Redazione DottNet | 05/02/2015 19:28

Le liberalizzazioni si faranno. Lo ha detto il ministro dello Sviluppo economico, Federica Guidi intervenendo ad Agorà su Rai3. E tra le varie norme non mancheranno quelle sulle farmacie, nel mirino del Governo da tempo. Ma il ministro Lorenzin non ci sta.

E' scontro tra i ministri Guidi e Lorenzin sul tema delle liberalizzazioni, dopo l'annuncio della titolare del dicastero dello Sviluppo economico che il governo sta lavorando a un dossier sulle liberalizzazioni "ampio" che sarà pronto nei prossimi giorni e conterrà norme sul trasporto pubblico locale, sulle farmacie, sull'energia e sulle poste. Il 'pacchetto' riguarderà dunque anche il settore dei farmaci e l'ipotesi di liberalizzazione dovrebbe portare ad un'apertura alla vendita dei farmaci di fascia C (a carico del cittadino) anche nelle parafarmacie o, con ricetta, nei supermercati. Una prospettiva che vede fortemente contraria, secondo quanto si apprende, il ministro della Salute Beatrice Lorenzin, e per varie ragioni: si metterebbe a rischio la sicurezza dei pazienti, si andrebbe incontro ad un aumento della spesa farmaceutica e la conseguenza sarebbe la probabile chiusura delle farmacie rurali e dei piccoli comuni, che rappresentano importanti presidi per la salute sul territorio. Insomma, rileverebbe il ministro, si 'smonterebbe' la rete territoriale delle farmacie, facendo venire meno uno degli 'architravi' del Patto per la salute identificato proprio nelle farmacie dei servizi. Fortemente contraria al progetto di liberalizzazione anche la presidente di Federfarma, la Federazione che rappresenta le oltre 16.000 farmacie private, Annarosa Racca: "Bisogna dire no alla ricetta medica nei supermercati, perchè è autolesionista uno Stato che smonta pezzo per pezzo un servizio pubblico che funziona e che viene erogato da operatori privati in nome e per conto dello Stato stesso".

 

Ulteriori interventi "a danno del servizio farmaceutico, già oggetto negli anni passati di ripetute misure di deregolamentazione, sono improponibili perché - sottolinea - finirebbero per avvantaggiare unicamente i grandi gruppi commerciali". Infatti, spiega Racca, "le multinazionali della grande distribuzione che nei loro Paesi di origine non sono riuscite a ottenere la possibilità di vendere nei loro ipermercati anche i farmaci, stanno cercando di ampliare il proprio business in Italia, unico Paese al mondo in cui diventerebbe possibile acquistare medicine con ricetta medica al di fuori delle farmacie". Il risultato, "sarebbe aumentare drasticamente il rischio di abuso di farmaci, rinunciare a qualsiasi forma di monitoraggio e non poter più avere la certezza che un farmaco ritenuto a rischio possa essere ritirato dalla vendita entro poche ore, come avviene oggi".

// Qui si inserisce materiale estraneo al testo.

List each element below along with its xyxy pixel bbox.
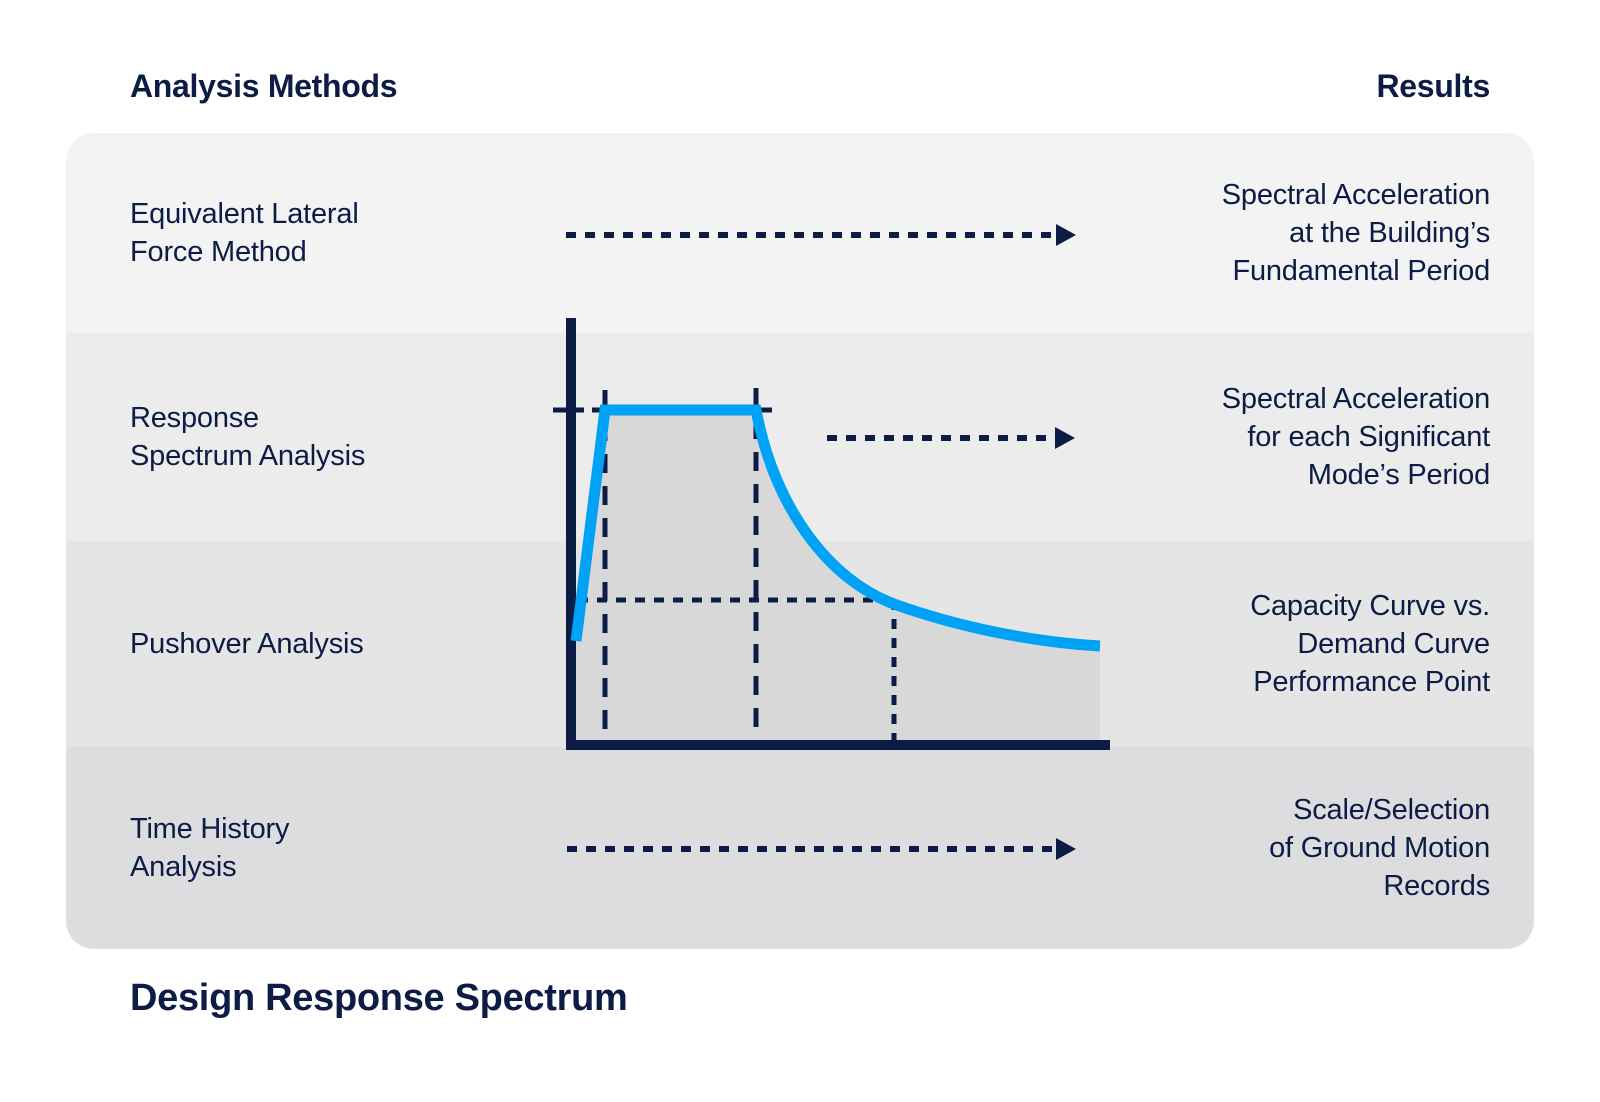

Racca ricorda come "abbiamo dalla nostra parte anche la Corte Costituzionale e la Corte di Giustizia Europea che, nelle loro sentenze, hanno ripetutamente sottolineato come le regole che ordinano il servizio farmaceutico italiano sono a garanzia dei cittadini e dell'efficacia dell'assistenza". Posizione opposta quella espressa dal presidente della Federazione nazionale parafarmacie italiane, Davide Gullotta: "Adesso tocca al premier Renzi scendere in campo al fianco del ministro dello Sviluppo economico Federica Guidi affinché la proposta di legge in questione trovi la più ampia condivisione a livello di governo", a fronte di chi "da sempre - conclude - lavora nell'intento di preservare all'infinito i propri privilegi".